Ro chided, “Little child, when will you grow up?”


"Look who's talking! You just made me gain 900 pounds out of jealousy!" he said incredulously.
"Yeah, but you deserved it. Besides, I've already done things with my power on purpose," I sniffed, raising my nose in the air and standing up again. Suddenly, a toaster flew into my stomach, knocking me over and driving the wind from my lungs. He sniggered.
"That's the way we're gonna do things?" I asked, more to myself than to the pig. In my mind, I summoned up a sword. Yes, I will admit, I do have a little obsession with swords. They're just so…neat! I mean, who nowadays uses swords? It's so obscure, it's cool!
I looked to Shamus' face to see any sign of fear. He actually hid it pretty well for the coward he was. Except his eyes widened. It was a minute change, but I caught it. Of course, someone was always more intimidating with a sword in hands.

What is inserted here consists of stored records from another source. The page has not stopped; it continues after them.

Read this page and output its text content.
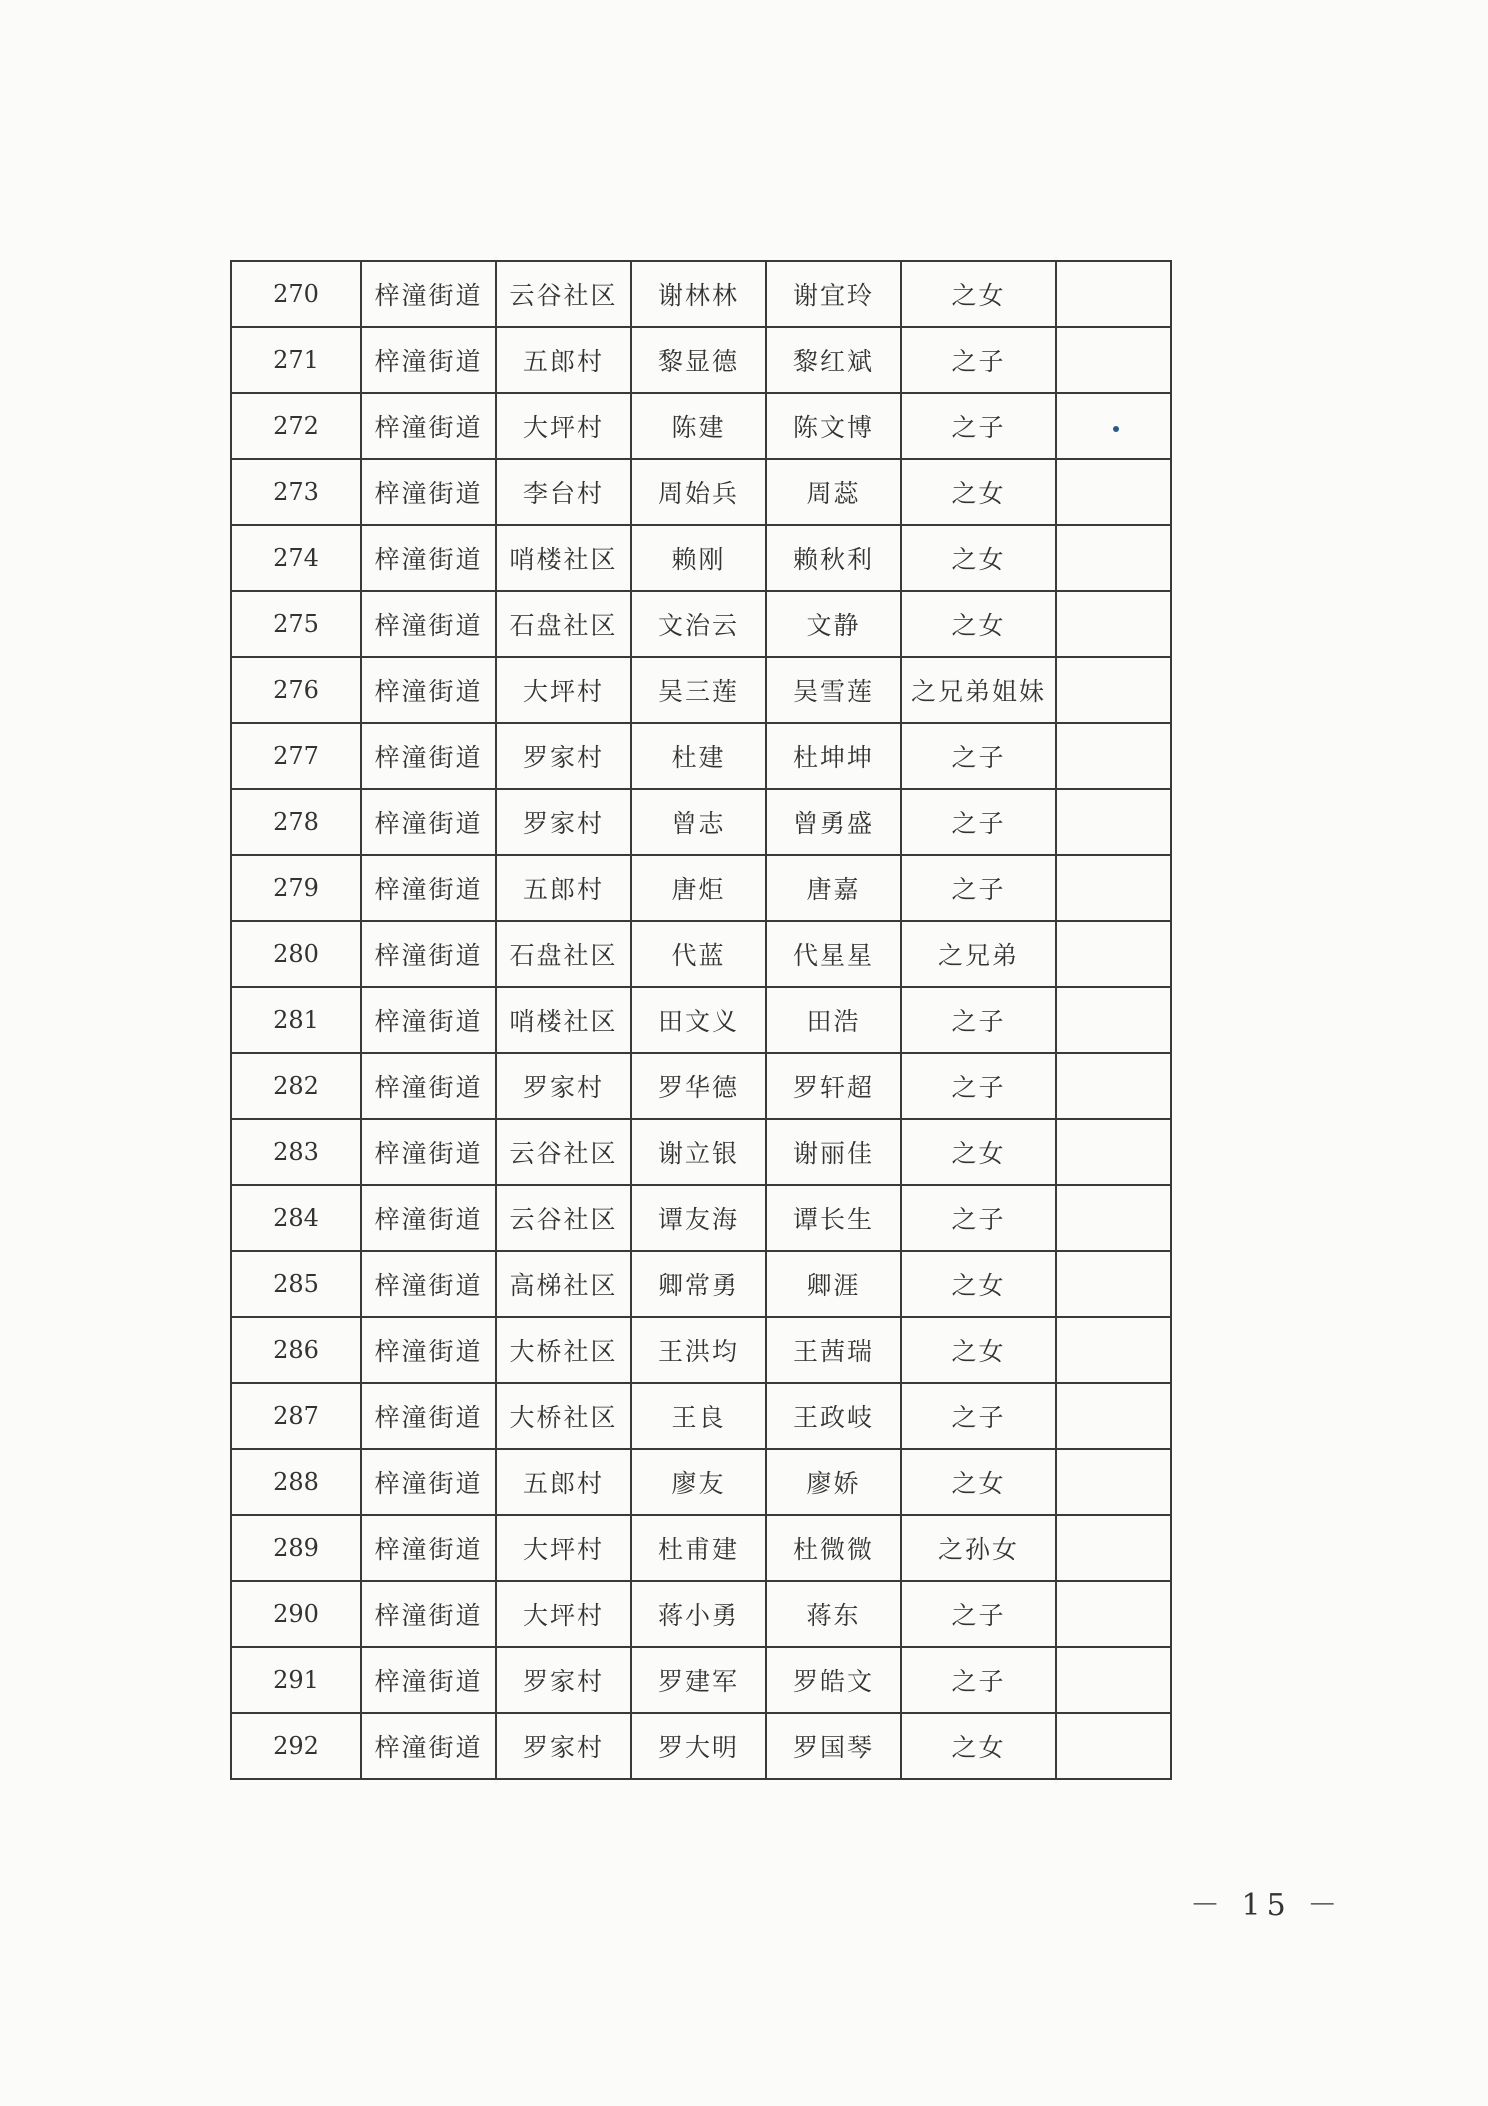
270	梓潼街道	云谷社区	谢林林	谢宜玲	之女	
271	梓潼街道	五郎村	黎显德	黎红斌	之子	
272	梓潼街道	大坪村	陈建	陈文博	之子	
273	梓潼街道	李台村	周始兵	周蕊	之女	
274	梓潼街道	哨楼社区	赖刚	赖秋利	之女	
275	梓潼街道	石盘社区	文治云	文静	之女	
276	梓潼街道	大坪村	吴三莲	吴雪莲	之兄弟姐妹	
277	梓潼街道	罗家村	杜建	杜坤坤	之子	
278	梓潼街道	罗家村	曾志	曾勇盛	之子	
279	梓潼街道	五郎村	唐炬	唐嘉	之子	
280	梓潼街道	石盘社区	代蓝	代星星	之兄弟	
281	梓潼街道	哨楼社区	田文义	田浩	之子	
282	梓潼街道	罗家村	罗华德	罗轩超	之子	
283	梓潼街道	云谷社区	谢立银	谢丽佳	之女	
284	梓潼街道	云谷社区	谭友海	谭长生	之子	
285	梓潼街道	高梯社区	卿常勇	卿涯	之女	
286	梓潼街道	大桥社区	王洪均	王茜瑞	之女	
287	梓潼街道	大桥社区	王良	王政岐	之子	
288	梓潼街道	五郎村	廖友	廖娇	之女	
289	梓潼街道	大坪村	杜甫建	杜微微	之孙女	
290	梓潼街道	大坪村	蒋小勇	蒋东	之子	
291	梓潼街道	罗家村	罗建军	罗皓文	之子	
292	梓潼街道	罗家村	罗大明	罗国琴	之女	
－ 15 －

He wasn't going to let this go though. He had been challenged. By me. Flying to his hands was a pipe. He obviously didn't have a sword in his house, or else he would've called that to the kitchen. I guess a pipe was…barely sufficient.
With one last glare, I rushed towards him, swinging wildly. I had never actually been taught to fight, per say. I just picked up sticks and stuff and swung them around. Sometimes, I'd bully Fran into trying to take me on, but I'd always win. So, needless to say, my moves weren't that good.